With regards to global food markets, I think matters will have to get far worse before they get far better. It would take an end to cheap transport fuel to stop it. Enough to add sufficient cost to the imports to make them more expensive than local produce. Rosie and I use Tesco because it sells the cheapest petrol. That even includes the 70 mile round trip where we also stock up on foodstuff once a month. However, we also produce a lot of our own food so we are probably better suited to a sudden relocalisation of food should it happen. Most people in rural areas are similar to us. It's the city dwellers I worry about.

China vows to create a 'new socialist countryside' for millions of farmers

Against a background of rising rural unrest, China yesterday unveiled ambitious plans to help the 800 million people living in the countryside catch up economically with people in the cities...

http://www.guardian.co.uk/china/story/0,,1715078,00.html

Comment:

China has to eat and it can't have a cities full of factory and service workers and nobody out there producing food. If more people move to the cities then more energy is required to permit those people to live unsustainable urban lifestyles. China will collapse as soon as it rose, if it isn't careful.

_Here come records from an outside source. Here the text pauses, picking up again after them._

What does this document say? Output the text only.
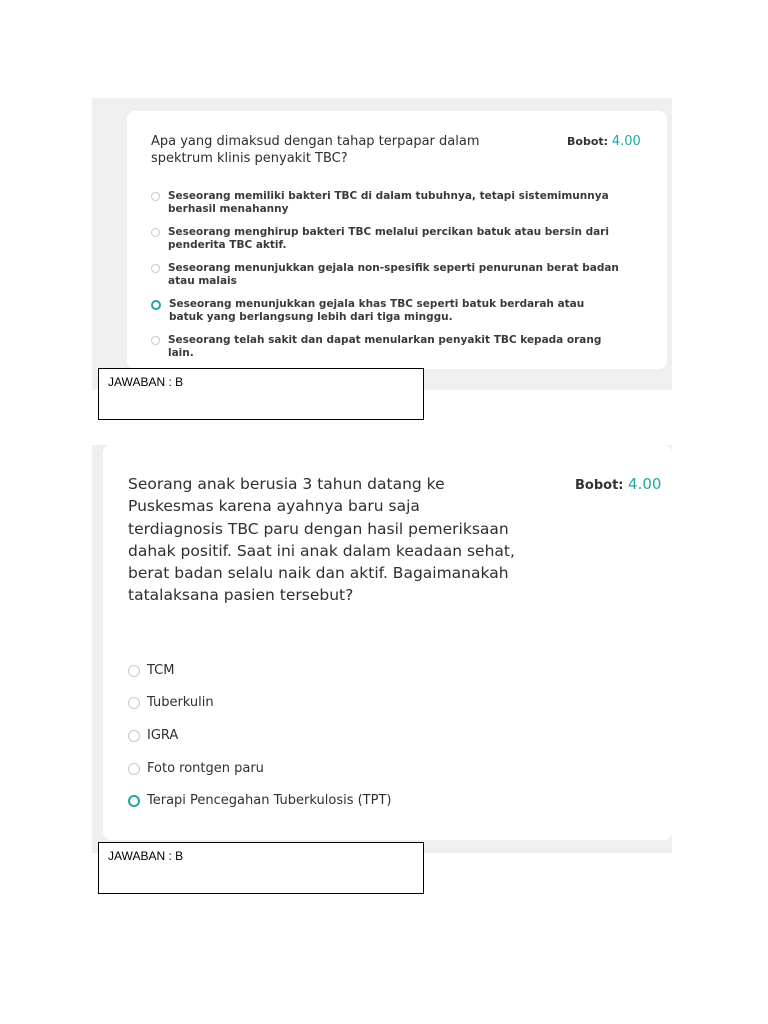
Apa yang dimaksud dengan tahap terpapar dalam spektrum klinis penyakit TBC?
Bobot: 4.00
Seseorang memiliki bakteri TBC di dalam tubuhnya, tetapi sistemimunnya berhasil menahanny
Seseorang menghirup bakteri TBC melalui percikan batuk atau bersin dari penderita TBC aktif.
Seseorang menunjukkan gejala non-spesifik seperti penurunan berat badan atau malais
Seseorang menunjukkan gejala khas TBC seperti batuk berdarah atau batuk yang berlangsung lebih dari tiga minggu.
Seseorang telah sakit dan dapat menularkan penyakit TBC kepada orang lain.
JAWABAN : B
Seorang anak berusia 3 tahun datang ke Puskesmas karena ayahnya baru saja terdiagnosis TBC paru dengan hasil pemeriksaan dahak positif. Saat ini anak dalam keadaan sehat, berat badan selalu naik dan aktif. Bagaimanakah tatalaksana pasien tersebut?
Bobot: 4.00
TCM
Tuberkulin
IGRA
Foto rontgen paru
Terapi Pencegahan Tuberkulosis (TPT)
JAWABAN : B
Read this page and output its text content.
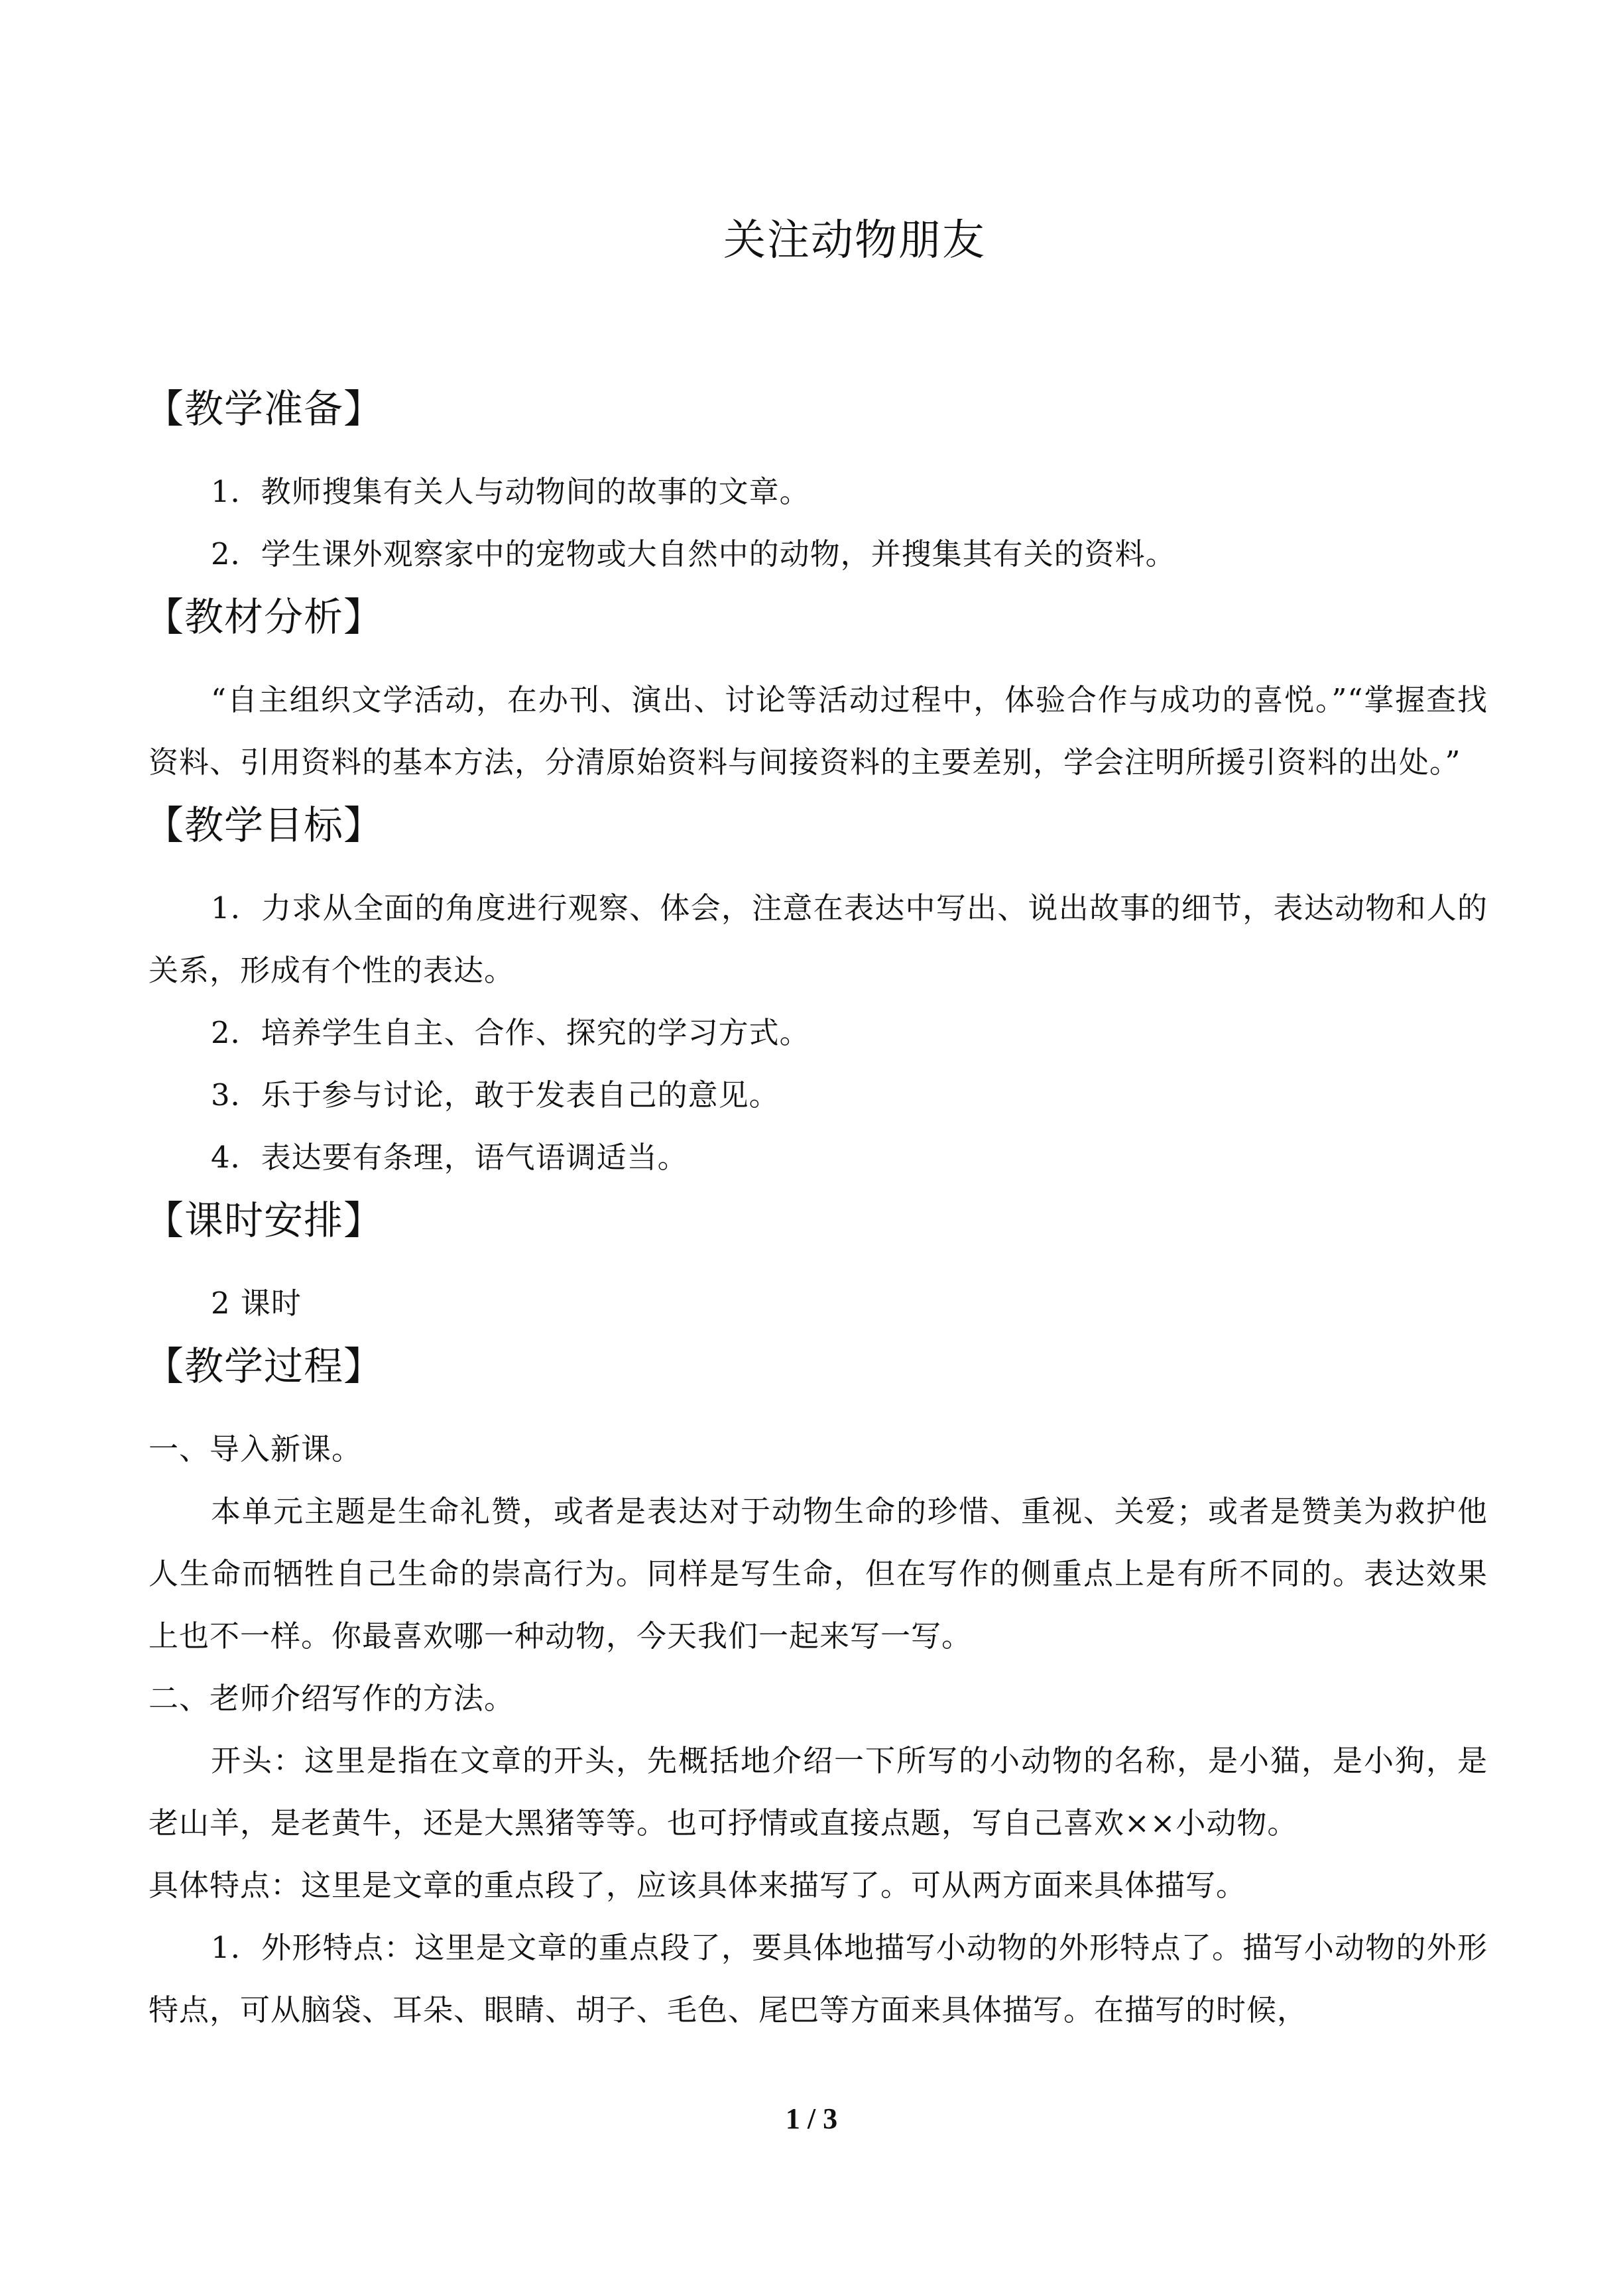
关注动物朋友
【教学准备】

1．教师搜集有关人与动物间的故事的文章。

2．学生课外观察家中的宠物或大自然中的动物，并搜集其有关的资料。

【教材分析】

“自主组织文学活动，在办刊、演出、讨论等活动过程中，体验合作与成功的喜悦。”“掌握查找资料、引用资料的基本方法，分清原始资料与间接资料的主要差别，学会注明所援引资料的出处。”

【教学目标】

1．力求从全面的角度进行观察、体会，注意在表达中写出、说出故事的细节，表达动物和人的关系，形成有个性的表达。

2．培养学生自主、合作、探究的学习方式。

3．乐于参与讨论，敢于发表自己的意见。

4．表达要有条理，语气语调适当。

【课时安排】

2 课时

【教学过程】

一、导入新课。

本单元主题是生命礼赞，或者是表达对于动物生命的珍惜、重视、关爱；或者是赞美为救护他人生命而牺牲自己生命的崇高行为。同样是写生命，但在写作的侧重点上是有所不同的。表达效果上也不一样。你最喜欢哪一种动物，今天我们一起来写一写。

二、老师介绍写作的方法。

开头：这里是指在文章的开头，先概括地介绍一下所写的小动物的名称，是小猫，是小狗，是老山羊，是老黄牛，还是大黑猪等等。也可抒情或直接点题，写自己喜欢××小动物。

具体特点：这里是文章的重点段了，应该具体来描写了。可从两方面来具体描写。

1．外形特点：这里是文章的重点段了，要具体地描写小动物的外形特点了。描写小动物的外形特点，可从脑袋、耳朵、眼睛、胡子、毛色、尾巴等方面来具体描写。在描写的时候，

1 / 3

City goes to the dogs for a new source of power

San Francisco has realised that where there's muck there's gas. The dog-loving city has decided to convert the 6,500 tonnes of faeces produced each year by its canine population into energy...

http://www.guardian.co.uk/waste/story/0,,1715191,00.html

Comment:

Maybe too little too late but every city is going to have to operate in a different way in the future. Producing as much of its own energy and food as possible to reduce dependence on the outside is one way. Banning all personal transport. Adequate inter city transport infrastructure.

I have often had arguments with acquaintances in London about the sustainability of their lifestyles. They either don't care or assume that a saviour is round the corner. I put forward an image of blocking off all access roads to London and asking how long they would survive. There's never an answer.

Hydrogen delay

Hydrogen was isolated as an element long before the first oil rig started pumping and yet all our cars run on petrol. Some run on diesel but if Mr Diesel had not have (in)conveniently fell overboard whilst on a ship it would have been peanut oil. Diesel fuel, after Mr Diesel's unfortunate accident, is now made from crude oil.

I can imagine there being a lot of inertia towards permitting hydrogen powered cars on the road. After all, many petrol stations are owned by the oil companies. They want to ring every last penny out of their barrel of oil. It takes a fair amount of investment to build a refinery, which needs to be recouped, and those oil executives like big salaries too.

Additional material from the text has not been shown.